Recent images released by NASA have revealed new information about the origin of the asteroid system. Nearly two years ago, the Double Asteroid Redirection Test spacecraft, or DART, collided with Dimorphos, a small asteroid that is the moon of a larger space rock, Gemini, at about 14,000 miles per hour, testing a strategy for defense against a potential asteroid headed for Earth.
In a series of studies published this week, NASA researchers suggested that the mission did much more than achieve its original goal.
The five papers, published in the journal Nature Communications:
- “The geology and evolution of the Near-Earth binary asteroid system (65803) Didymos”.
- Evidence for multi-fragmentation and mass shedding of boulders on rubble-pile binary asteroid system (65803) Didymos.
- Fast boulder fracturing by thermal fatigue detected on stony asteroids.
- The bearing capacity of asteroid (65803) Didymos estimated from boulder tracks.
- Mechanical properties of rubble pile asteroids (Dimorphos, Itokawa, Ryugu, and Bennu) through surface boulder morphological analysis.
provided information on the origin, physical characteristics and evolution of asteroids and are helping scientists better understand binary asteroid systems, such as the planetary asteroid Gemini and the lunar (that is, satellite) asteroid. Deformed.
“These findings give us new insights into the ways in which asteroids can change over time,” said Thomas Statler, chief scientist for small solar system bodies at NASA headquarters in Washington.
They invented a weapon to defend the Earth against asteroids
In one study, researchers from the Johns Hopkins Applied Physics Laboratory in Maryland studied the geology of asteroids. They found that Gemini was smoother at lower elevations, rockier at higher elevations, and had more craters, while the small moon Dimorphos had boulders of various sizes.
The team concluded that Dimorphos likely detached from Gemini in what is known as a “large mass ejection event,” which are natural processes that accelerate the detachment of smaller asteroids.

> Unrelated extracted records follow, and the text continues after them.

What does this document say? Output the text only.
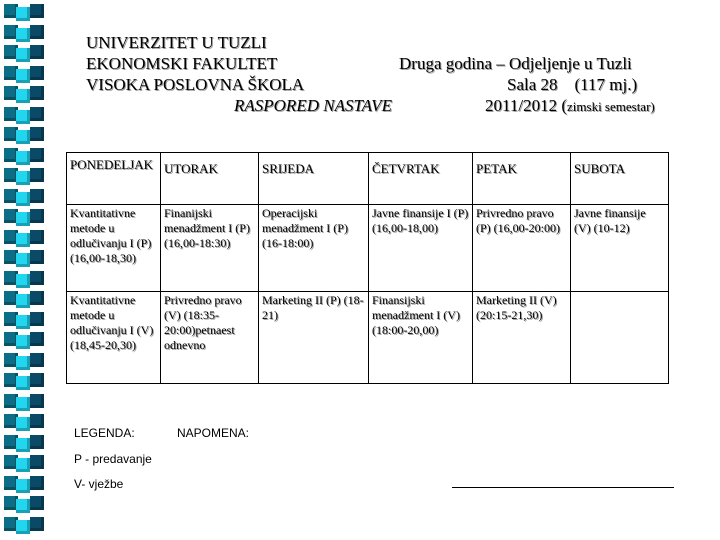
UNIVERZITET U TUZLI
EKONOMSKI FAKULTET	Druga godina – Odjeljenje u Tuzli
VISOKA POSLOVNA ŠKOLA	Sala 28    (117 mj.)
RASPORED NASTAVE	2011/2012 (zimski semestar)
PONEDELJAK	UTORAK	SRIJEDA	ČETVRTAK	PETAK	SUBOTA
Kvantitativne metode u odlučivanju I (P) (16,00-18,30)	Finanijski menadžment I (P) (16,00-18:30)	Operacijski menadžment I (P) (16-18:00)	Javne finansije I (P) (16,00-18,00)	Privredno pravo (P) (16,00-20:00)	Javne finansije (V) (10-12)
Kvantitativne metode u odlučivanju I (V) (18,45-20,30)	Privredno pravo (V) (18:35-20:00)petnaest odnevno	Marketing II (P) (18-21)	Finansijski menadžment I (V) (18:00-20,00)	Marketing II (V) (20:15-21,30)	
LEGENDA:	NAPOMENA:
P - predavanje
V- vježbe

The team’s analysis suggested that Gemini has a surface age between 40 and 130 times older than Dimorphos, with the former estimated to be 12.5 million years old and the latter less than 300,000 years old, NASA said. Because Dimorph’s surface is younger, it probably had “low resistance” which, in turn, contributed to why DART was so successful in disrupting its orbit.
Other publications and knowledge were obtained by the researchers
In another paper, the researchers compared the shapes and sizes of the boulders on the two asteroids and found that Dimorphos likely formed gradually with material from Gemini, providing further evidence that the former was detached from the latter.
A third study compared the boulders in Dimorph with debris pile asteroids — asteroids made up of pieces of debris — and found that they share similar characteristics, concluding that all asteroids likely formed in a similar way.
The images and data collected by DART in the Gemini system provided a unique opportunity for an up-close geological look at a near-Earth binary asteroid system.
From these images alone, they were able to infer a lot of information about the geophysical properties of both Gemini and Dimorphos and expand the understanding of research scientists about the formation of these two asteroids. They also better understood why the DART was so effective at moving the Dimorph.